Decades ago, I took a friend
out for a spin on a borrowed Laser. For those who don't know, a Laser
is a small but feisty single-handed racing boat with a very tall mast
and way too much sail for it's size. As a result, it's very "touchy,"
with a response time of 0 seconds. I had single-handed a sailfish a
couple of times in my career and figured, heck, all little boats are
alike - I could handle this one. My friend had no prior sailing
experience, but like me, she was gung-ho for a new adventure. No
worries, we said, we have life jackets, the sun is shining and the water
temp is delightful.
There was a brisk breeze tacking off the
dock close-hauled upwind. I was feeling really special - like I really
knew what I was doing. We were going fast and loving it because
honestly, we were speed freaks having accumulated a legendary number of
speeding tickets between us in our day. What a blast we were having.

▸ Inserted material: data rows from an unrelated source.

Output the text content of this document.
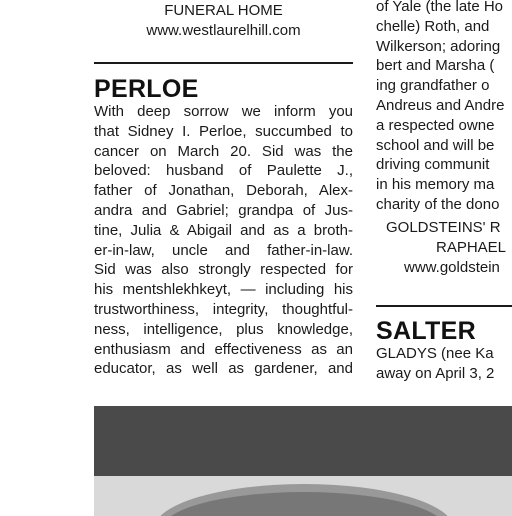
FUNERAL HOME
www.westlaurelhill.com
PERLOE
With deep sorrow we inform you
that Sidney I. Perloe, succumbed to
cancer on March 20. Sid was the
beloved: husband of Paulette J.,
father of Jonathan, Deborah, Alex-
andra and Gabriel; grandpa of Jus-
tine, Julia & Abigail and as a broth-
er-in-law, uncle and father-in-law.
Sid was also strongly respected for
his mentshlekhkeyt, — including his
trustworthiness, integrity, thoughtful-
ness, intelligence, plus knowledge,
enthusiasm and effectiveness as an
educator, as well as gardener, and
of Yale (the late Ho
chelle) Roth, and
Wilkerson; adoring
bert and Marsha (
ing grandfather o
Andreus and Andre
a respected owne
school and will be
driving communit
in his memory ma
charity of the dono
GOLDSTEINS' R
RAPHAEL
www.goldstein
SALTER
GLADYS (nee Ka
away on April 3, 2
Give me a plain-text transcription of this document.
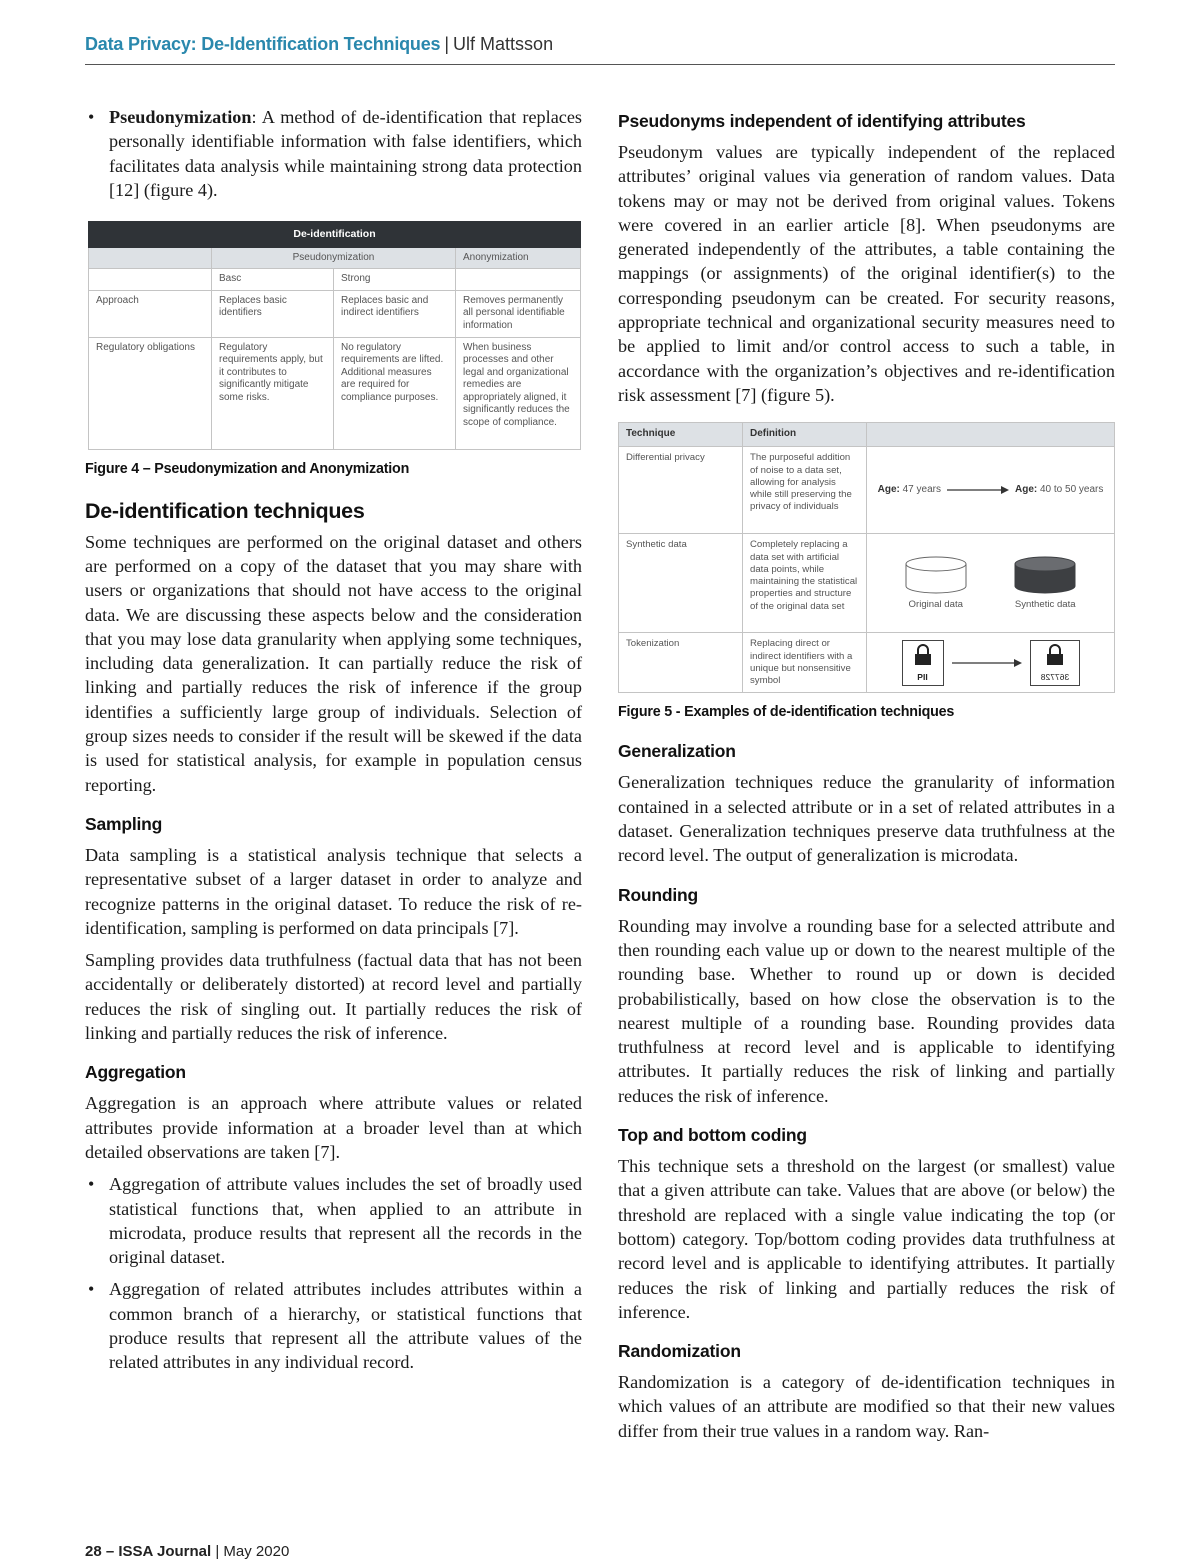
Data Privacy: De-Identification Techniques | Ulf Mattsson
• Pseudonymization: A method of de-identification that replaces personally identifiable information with false identifiers, which facilitates data analysis while maintaining strong data protection [12] (figure 4).
De-identification			
	Pseudonymization		Anonymization
	Basc	Strong	
Approach	Replaces basic identifiers	Replaces basic and indirect identifiers	Removes permanently all personal identifiable information
Regulatory obligations	Regulatory requirements apply, but it contributes to significantly mitigate some risks.	No regulatory requirements are lifted. Additional measures are required for compliance purposes.	When business processes and other legal and organizational remedies are appropriately aligned, it significantly reduces the scope of compliance.
Figure 4 – Pseudonymization and Anonymization
De-identification techniques

Some techniques are performed on the original dataset and others are performed on a copy of the dataset that you may share with users or organizations that should not have access to the original data. We are discussing these aspects below and the consideration that you may lose data granularity when applying some techniques, including data generalization. It can partially reduce the risk of linking and partially reduces the risk of inference if the group identifies a sufficiently large group of individuals. Selection of group sizes needs to consider if the result will be skewed if the data is used for statistical analysis, for example in population census reporting.

Sampling

Data sampling is a statistical analysis technique that selects a representative subset of a larger dataset in order to analyze and recognize patterns in the original dataset. To reduce the risk of re-identification, sampling is performed on data principals [7].

Sampling provides data truthfulness (factual data that has not been accidentally or deliberately distorted) at record level and partially reduces the risk of singling out. It partially reduces the risk of linking and partially reduces the risk of inference.

Aggregation

Aggregation is an approach where attribute values or related attributes provide information at a broader level than at which detailed observations are taken [7].

• Aggregation of attribute values includes the set of broadly used statistical functions that, when applied to an attribute in microdata, produce results that represent all the records in the original dataset.
• Aggregation of related attributes includes attributes within a common branch of a hierarchy, or statistical functions that produce results that represent all the attribute values of the related attributes in any individual record.
Pseudonyms independent of identifying attributes

Pseudonym values are typically independent of the replaced attributes’ original values via generation of random values. Data tokens may or may not be derived from original values. Tokens were covered in an earlier article [8]. When pseudonyms are generated independently of the attributes, a table containing the mappings (or assignments) of the original identifier(s) to the corresponding pseudonym can be created. For security reasons, appropriate technical and organizational security measures need to be applied to limit and/or control access to such a table, in accordance with the organization’s objectives and re-identification risk assessment [7] (figure 5).

Technique	Definition	
Differential privacy	The purposeful addition of noise to a data set, allowing for analysis while still preserving the privacy of individuals	Age: 47 years Age: 40 to 50 years

Synthetic data	Completely replacing a data set with artificial data points, while maintaining the statistical properties and structure of the original data set	Original data Synthetic data

Tokenization	Replacing direct or indirect identifiers with a unique but nonsensitive symbol	PII 367728
Figure 5 - Examples of de-identification techniques
Generalization

Generalization techniques reduce the granularity of information contained in a selected attribute or in a set of related attributes in a dataset. Generalization techniques preserve data truthfulness at the record level. The output of generalization is microdata.

Rounding

Rounding may involve a rounding base for a selected attribute and then rounding each value up or down to the nearest multiple of the rounding base. Whether to round up or down is decided probabilistically, based on how close the observation is to the nearest multiple of a rounding base. Rounding provides data truthfulness at record level and is applicable to identifying attributes. It partially reduces the risk of linking and partially reduces the risk of inference.

Top and bottom coding

This technique sets a threshold on the largest (or smallest) value that a given attribute can take. Values that are above (or below) the threshold are replaced with a single value indicating the top (or bottom) category. Top/bottom coding provides data truthfulness at record level and is applicable to identifying attributes. It partially reduces the risk of linking and partially reduces the risk of inference.

Randomization

Randomization is a category of de-identification techniques in which values of an attribute are modified so that their new values differ from their true values in a random way. Ran-

28 – ISSA Journal | May 2020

And then it was time to go back downwind, or jibe-ho as they say. For
me it meant spinning the boat around 180 degrees into a dead run. The
first jibe resulted in an immediate sail slap to the water. The boat
went over so fast, we flew through the air and into the water before we
could yell fore! Choked with laughter, we righted the Laser and jumped
back into the saddle and took off again. As I started to haul the sail
back in, the mast immediately pitched from the left to the right and
back again. My friend brilliantly ducked the lightning fast and deadly
pendulum that was our boom, eventually pinning herself tight to the
deck. But we were in the drink again before we knew it.
dramatic. I'm thinking seven, but hoping it was only five times we
rolled over trying to get underway. We were like a death roll wind-up
toy, and my friend now had justifiable reason to finally ask me if I
knew what the hell I was doing. I don't remember what my reply was, but I
think I lied hoping it would somehow morph true.
By the grace of
God, and I'm not kidding here, we eventually got the hang of it. We
both figured out how to throw our weight around - hiking in nautical
terms, and were to win the race against impending death when we finally
bow-butted our home dock. It was freakin' awesome! we decided over a
cold one later, and over several more later on. We scared the shit out
ourselves, were exhausted but on an adrenaline high, defined ourselves
as Olympic contenders on perseverance and raw guts alone, had a great
swim, got some color, and survived!
We never sailed together
again - both determining that I needed to hone my technique. She and her
husband eventually bought a sailboat, which shocked the hell out of me,
so I didn't have to feel guilty about destroying her aspirations. Me, I
continued to test my fear of death rolls for many years. I still freak
sailing a dead run, but not so much that I feel like it's still a game
of high seas chicken - like who's going to take a dunking first, me or
the boat. You just gotta hang in there and take one dead run at a time.